Pour the cooled wort into a fermentation tank. If desired, add sugar and water (4 liters for each kilogram of sugar). Add yeast diluted according to the instructions on the package or pre-prepared rye sourdough. Mix. It is desirable that 25% of the container is left free in case of active foaming.

On the neck of the fermentation tank, install a water seal or a medical glove with a hole in one of the fingers (pierce with a needle). Transfer the rye mash to a dark place (or cover) with a stable temperature of 18-27°C.

Rye moonshine from grain or flour with malt
Designs of water seals for wine, mash and beer

Depending on the yeast, temperature and amount of sugar, fermentation lasts 4-12 days. Signs of readiness for distillation: the water seal has stopped bubbling or the glove has deflated, the mash has become noticeably lighter than originally, the taste is bitter with a slight sourness, but without sweetness.

Getting moonshine from rye

5. First distillation

Filter the mash that has won back through gauze and pour into the distillation cube of the moonshine still. Without filtration, solid particles can burn when heated. Overtake the first time without division into fractions. Finish the process when the outlet strength in the jet falls below 25 degrees.

6. Preparation for fractional distillation

Measure the total strength of the resulting distillate. Calculate the amount of absolute alcohol: multiply the strength in degrees by the volume in liters and divide by 100. Dilute the moonshine with water to 18-20%.

Theoretically, at this stage, cleaning with coal or other methods (except for soda and potassium permanganate) is possible. But to preserve the rye flavor, I recommend refusing to clean it, since the second distillation will give excellent quality anyway.

7. Second distillation and finishing

Distill the diluted rye moonshine again with separation into fractions: collect the first 12-15% of the amount of absolutely alcohol (until an unpleasant smell is felt) separately. This is the “head” – a harmful fraction that contains dangerous impurities, you can not drink it.
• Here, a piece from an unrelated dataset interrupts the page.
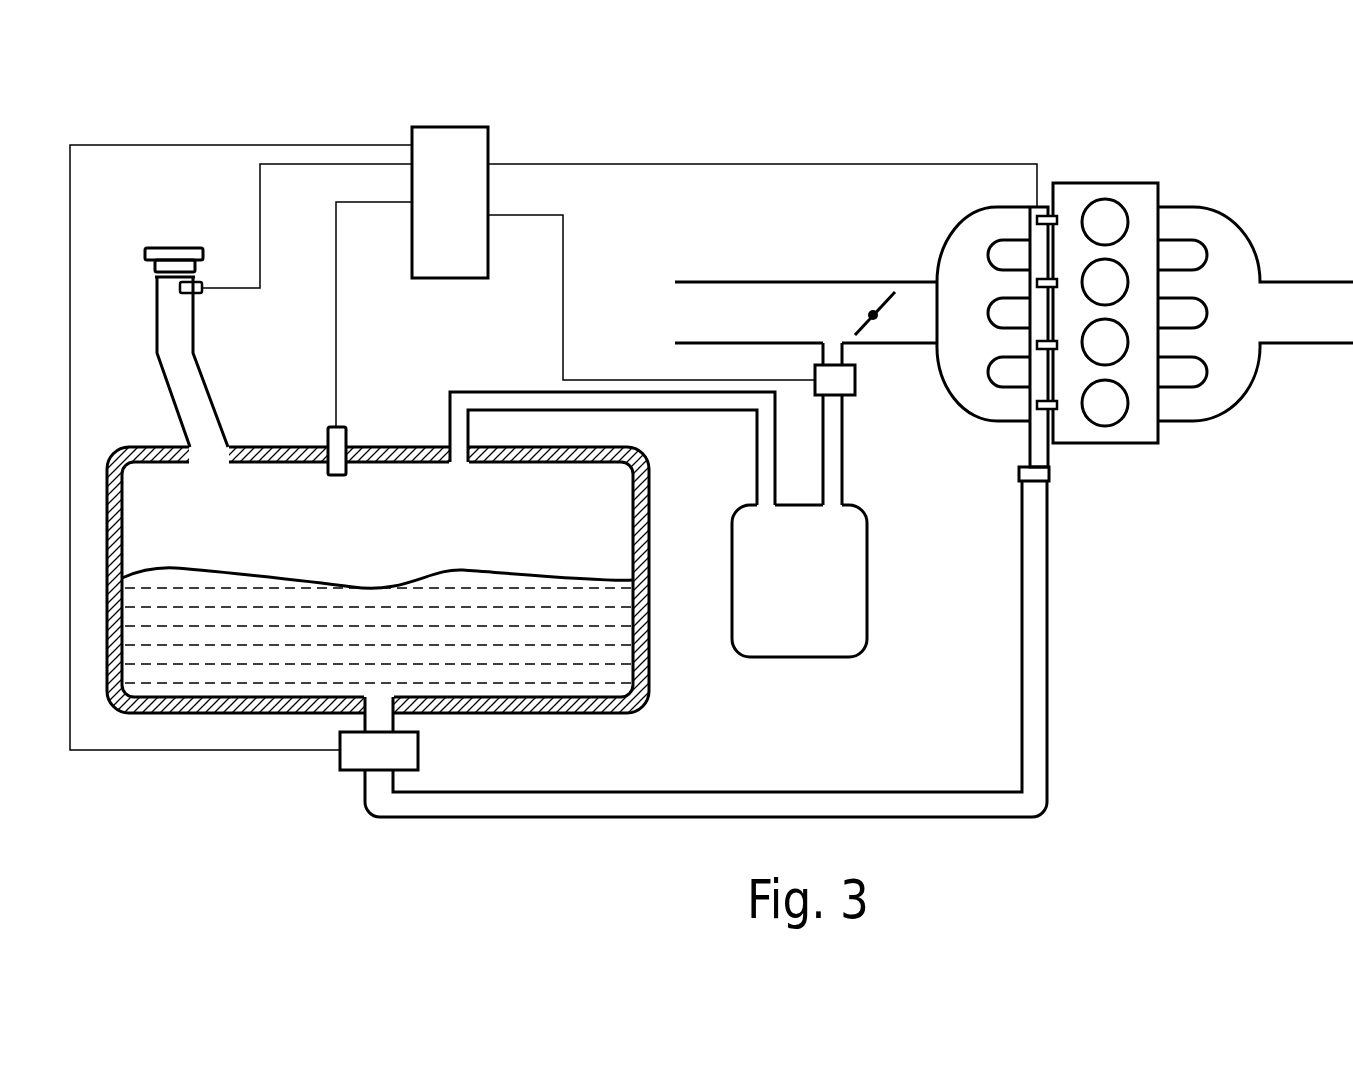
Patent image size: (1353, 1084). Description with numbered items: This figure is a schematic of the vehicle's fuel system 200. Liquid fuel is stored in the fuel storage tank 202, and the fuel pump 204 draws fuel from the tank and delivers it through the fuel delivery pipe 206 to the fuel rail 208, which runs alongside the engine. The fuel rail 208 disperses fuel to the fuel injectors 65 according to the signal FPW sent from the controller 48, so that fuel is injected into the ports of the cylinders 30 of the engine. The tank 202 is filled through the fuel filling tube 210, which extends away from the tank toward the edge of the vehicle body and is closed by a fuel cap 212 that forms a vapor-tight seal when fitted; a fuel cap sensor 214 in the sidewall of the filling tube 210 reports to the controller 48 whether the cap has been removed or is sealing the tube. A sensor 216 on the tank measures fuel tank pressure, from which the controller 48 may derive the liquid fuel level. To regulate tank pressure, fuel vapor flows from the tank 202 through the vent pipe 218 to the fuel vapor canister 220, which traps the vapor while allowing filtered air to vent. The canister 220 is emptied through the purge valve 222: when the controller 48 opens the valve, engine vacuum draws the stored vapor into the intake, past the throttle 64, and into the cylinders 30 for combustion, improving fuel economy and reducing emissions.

Select the main product (called the “body”) until the strength in the jet drops below 42 degrees, then finish distillation or collect the “tails” in another container.

Dilute ready-made rye moonshine (“body”) with clean, high-quality water up to 40-45%, pour into glass containers and seal tightly. Let it stand for 2-3 days so that the reactions of mixing alcohol with water are completed, then the taste and aroma will noticeably improve.